DVD/Blu Ray

Journey to the Shore (12) | Home Ents Review

journey

Dir: Kiyoshi Kirosawa Japan, 2015, 128 mins, Japanese with English Subtitles

Cast: Eri Fukatsu, Tadanobu Asano, Masao Komatsu

There is no shortage of films about love carrying on into the afterlife. On one end of the spectrum you’ve got films like ‘Ghost’, on the other is the likes of ‘Truly Madly Deeply’. From Japanese writer/director Kiyoshi Kirosawa comes the latest addition to the ghost romance genre: Journey to the Shore.

One evening piano teacher and widow Mizuki (Fukatsu) finds her late husband Yusuke (Asano) has arrived home. Not in an ethereal, walking through walls, can only be seen by her kind of way, more in a forgetting to take his shoes off, asking the conductor at the station when the next train is due kind of way. Yusuke announces that he has been on a long journey home and on the way has encountered some people that he needs to go back and help, and asks Mizuki to accompany him. What follows is a revisit to some of Yusuke’s old haunts (I cannot believe I stuck that pun in there) meeting people both living and dead, as well as digging up the skeletons (oh God the puns get worse!) of their marriage.

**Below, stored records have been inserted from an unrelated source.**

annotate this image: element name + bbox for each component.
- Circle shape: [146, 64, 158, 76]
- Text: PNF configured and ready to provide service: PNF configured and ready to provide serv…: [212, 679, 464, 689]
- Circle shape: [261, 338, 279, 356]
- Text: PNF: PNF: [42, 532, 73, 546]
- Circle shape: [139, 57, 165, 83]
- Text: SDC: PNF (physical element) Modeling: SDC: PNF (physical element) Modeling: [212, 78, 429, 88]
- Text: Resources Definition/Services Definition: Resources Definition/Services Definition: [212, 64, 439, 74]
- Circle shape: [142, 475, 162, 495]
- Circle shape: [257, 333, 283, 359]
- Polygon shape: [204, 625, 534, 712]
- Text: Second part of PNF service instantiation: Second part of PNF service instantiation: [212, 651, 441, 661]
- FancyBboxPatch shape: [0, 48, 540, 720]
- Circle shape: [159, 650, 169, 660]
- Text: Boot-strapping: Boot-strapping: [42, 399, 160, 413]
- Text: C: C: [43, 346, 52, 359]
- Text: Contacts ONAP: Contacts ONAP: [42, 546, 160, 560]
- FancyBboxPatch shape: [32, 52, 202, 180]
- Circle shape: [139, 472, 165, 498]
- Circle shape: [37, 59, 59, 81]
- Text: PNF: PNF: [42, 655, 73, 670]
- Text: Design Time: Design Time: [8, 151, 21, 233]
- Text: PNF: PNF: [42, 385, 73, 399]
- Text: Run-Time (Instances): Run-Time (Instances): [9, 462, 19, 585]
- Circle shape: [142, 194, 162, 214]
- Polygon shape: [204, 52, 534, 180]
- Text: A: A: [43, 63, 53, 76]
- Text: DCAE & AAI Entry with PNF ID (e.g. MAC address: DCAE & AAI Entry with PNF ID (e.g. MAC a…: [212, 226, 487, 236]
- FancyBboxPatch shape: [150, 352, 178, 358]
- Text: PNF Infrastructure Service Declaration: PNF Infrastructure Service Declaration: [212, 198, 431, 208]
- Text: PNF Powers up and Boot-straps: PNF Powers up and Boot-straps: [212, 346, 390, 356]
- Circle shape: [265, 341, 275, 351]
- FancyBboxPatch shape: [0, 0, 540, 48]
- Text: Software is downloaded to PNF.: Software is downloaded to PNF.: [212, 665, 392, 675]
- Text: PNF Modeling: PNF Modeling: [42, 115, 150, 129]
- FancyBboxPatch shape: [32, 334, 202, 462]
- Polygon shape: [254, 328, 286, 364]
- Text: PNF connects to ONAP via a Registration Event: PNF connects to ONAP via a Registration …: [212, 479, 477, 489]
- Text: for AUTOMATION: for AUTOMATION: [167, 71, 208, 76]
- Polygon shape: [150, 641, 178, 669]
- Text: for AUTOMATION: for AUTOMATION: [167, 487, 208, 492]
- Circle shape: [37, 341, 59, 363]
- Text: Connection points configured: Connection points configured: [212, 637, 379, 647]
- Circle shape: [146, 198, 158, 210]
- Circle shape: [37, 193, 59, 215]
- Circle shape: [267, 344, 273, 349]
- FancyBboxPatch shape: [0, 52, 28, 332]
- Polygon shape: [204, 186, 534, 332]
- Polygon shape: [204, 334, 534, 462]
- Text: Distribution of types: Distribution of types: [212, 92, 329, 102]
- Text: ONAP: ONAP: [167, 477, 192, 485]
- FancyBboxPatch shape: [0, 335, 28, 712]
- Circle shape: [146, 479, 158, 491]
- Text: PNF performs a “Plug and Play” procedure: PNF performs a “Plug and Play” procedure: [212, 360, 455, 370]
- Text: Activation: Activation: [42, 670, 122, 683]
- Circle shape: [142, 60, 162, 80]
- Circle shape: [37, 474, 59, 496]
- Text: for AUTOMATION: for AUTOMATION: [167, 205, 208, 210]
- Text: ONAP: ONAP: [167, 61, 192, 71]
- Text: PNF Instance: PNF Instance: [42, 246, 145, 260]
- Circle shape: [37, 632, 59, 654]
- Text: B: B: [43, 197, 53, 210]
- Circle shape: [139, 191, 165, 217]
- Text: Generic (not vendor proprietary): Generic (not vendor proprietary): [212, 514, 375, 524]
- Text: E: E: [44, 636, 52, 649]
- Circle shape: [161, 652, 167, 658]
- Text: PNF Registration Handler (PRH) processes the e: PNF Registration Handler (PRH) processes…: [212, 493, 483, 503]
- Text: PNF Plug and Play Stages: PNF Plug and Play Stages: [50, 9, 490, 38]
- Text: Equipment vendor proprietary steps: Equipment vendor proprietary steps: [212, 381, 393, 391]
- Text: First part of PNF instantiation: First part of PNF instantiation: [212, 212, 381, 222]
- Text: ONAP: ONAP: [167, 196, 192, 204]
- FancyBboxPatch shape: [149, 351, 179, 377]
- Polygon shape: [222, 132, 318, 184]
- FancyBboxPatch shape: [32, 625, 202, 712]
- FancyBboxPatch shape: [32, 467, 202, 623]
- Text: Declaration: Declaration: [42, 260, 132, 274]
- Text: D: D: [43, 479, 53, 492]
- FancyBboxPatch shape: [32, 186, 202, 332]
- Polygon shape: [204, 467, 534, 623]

Journey to the Shore looks beautiful. The loving vistas of the Japanese countryside and small towns seems like the animations of Miazaki brought to life. The story is intriguing, but unfortunately never compelling. Yusuke comes across as smug and condescending rather than loving and altruistic, and Mizuki feels like a female character who is solely defined by her relationship with her husband. Neither are easy to empathise with.

There’s enough to keep one interested, but only just. Two stars fees like too harsh a verdict, so three seems fair especially for such accomplished direction and cinematography, but if you’ve got Ghost on DVD chances are that’ll be the one that gets re-watched the most.

Review by Mark Moynihan

Journey to the Shore is out now on DVD.